Pada hal, pengembangan EBT membutuhkan dana sebesar Rp 1.600 triliun,
sehingga pemerintah masih memerlukan dana tambahan sebesar Rp 1.599
triliun untuk menyediakan infrastruktur listrik EBT. Oleh karena itu, perlu adanya
sumber dana lain untuk membangun infrastruktur EBT.

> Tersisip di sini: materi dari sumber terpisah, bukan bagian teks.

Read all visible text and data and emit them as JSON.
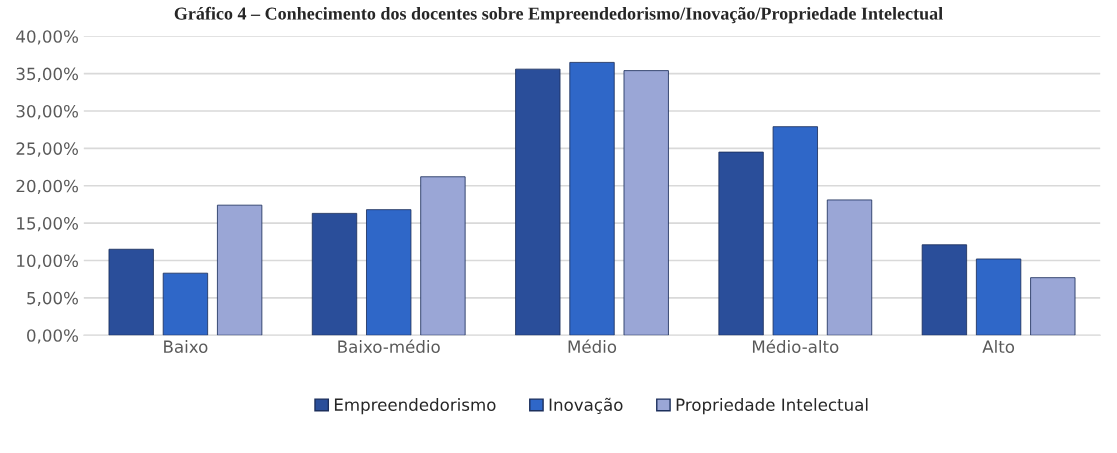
{
  "chart_data": {
    "type": "bar",
    "title": "Gráfico 4 – Conhecimento dos docentes sobre Empreendedorismo/Inovação/Propriedade Intelectual",
    "categories": [
      "Baixo",
      "Baixo-médio",
      "Médio",
      "Médio-alto",
      "Alto"
    ],
    "series": [
      {
        "name": "Empreendedorismo",
        "color": "#2a4e9a",
        "values": [
          11.5,
          16.3,
          35.6,
          24.5,
          12.1
        ]
      },
      {
        "name": "Inovação",
        "color": "#2f67c8",
        "values": [
          8.3,
          16.8,
          36.5,
          27.9,
          10.2
        ]
      },
      {
        "name": "Propriedade Intelectual",
        "color": "#9aa6d6",
        "values": [
          17.4,
          21.2,
          35.4,
          18.1,
          7.7
        ]
      }
    ],
    "ylim": [
      0,
      40
    ],
    "yticks": [
      {
        "value": 0,
        "label": "0,00%"
      },
      {
        "value": 5,
        "label": "5,00%"
      },
      {
        "value": 10,
        "label": "10,00%"
      },
      {
        "value": 15,
        "label": "15,00%"
      },
      {
        "value": 20,
        "label": "20,00%"
      },
      {
        "value": 25,
        "label": "25,00%"
      },
      {
        "value": 30,
        "label": "30,00%"
      },
      {
        "value": 35,
        "label": "35,00%"
      },
      {
        "value": 40,
        "label": "40,00%"
      }
    ],
    "grid": "y",
    "legend": "bottom"
  }
}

Lalu darimana pemerintah mendapatkan bantuan dana untuk menutupi
kekurangan pembiayaan infrastruktur listrik EBT?
PEMBIAYAAN PEMBANGUNAN
Langkah awal yang diperlukan oleh pihak kementrian yaitu dengan membuat
rambu-rambu pengajuan alokasi dana yang diperinci sesuai dengan kebutuhan
tiap daerah untuk membangun infrastruktur listrik EBT dan disesuaikan dengan
produk sumber daya daerah. Strategi yang dapat dilakukan berikutnya untuk
mencapai sisa dana yang di gunakan dalam membangun energi listrik EBT di
desa terpencil yaitu dengan dana alokasi umum (DAU). Ketika dana alokasi
khusus (DAK) tidak dapat memenuhi kebutuhan pembangunan infrastruktur
daerah, pemerintah daerah Papua memiliki kewenangan untuk mengajukan dana
(selisih kebutuhan daerah dan potensi penerimaan daerah) yang dibutuhkan
untuk membangun infrastruktur tersebut. Harapannya dengan adanya bantuan
modal DAU, pemerintah daerah dapat melakukan fungsi desentralisasi dan
terjadi pemerataan pembangunan tiap daerah. Selain dengan penggunaan dana
APBN Provinsi berupa DAK, strategi lain yang dapat dilakukan oleh pemerintah
setempat yaitu dengan melakukan sumber pembiayaan BOT (Build-OperateTransfer). Strategi ini melibatkan kerjasama antara pemerintah (PLN) dan pihak
swasta. Program CSR (Corporate Social Responsibility) juga dapat menjadi salah
satu cara untuk melakukan pembangunan infrastruktur listrik EBT. Dimana kita
ketahui bahwa dasar hukum perseroan yang menjalankan kegiatan usahanya
dibidang dan atau berkaitan dengan sumber daya alam wajib melaksanakan
tanggung jawab sosial (CSR) dan lingkungannya. Sehingga, CSR ini tentunya
dapat memberikan peluang besar dalam membantu pemerintah dalam
melakukan pembangunan infrastruktur listrik EBT di Papua sendiri mengingat
banyakanya perusahaan besar yang di bangun di Papua.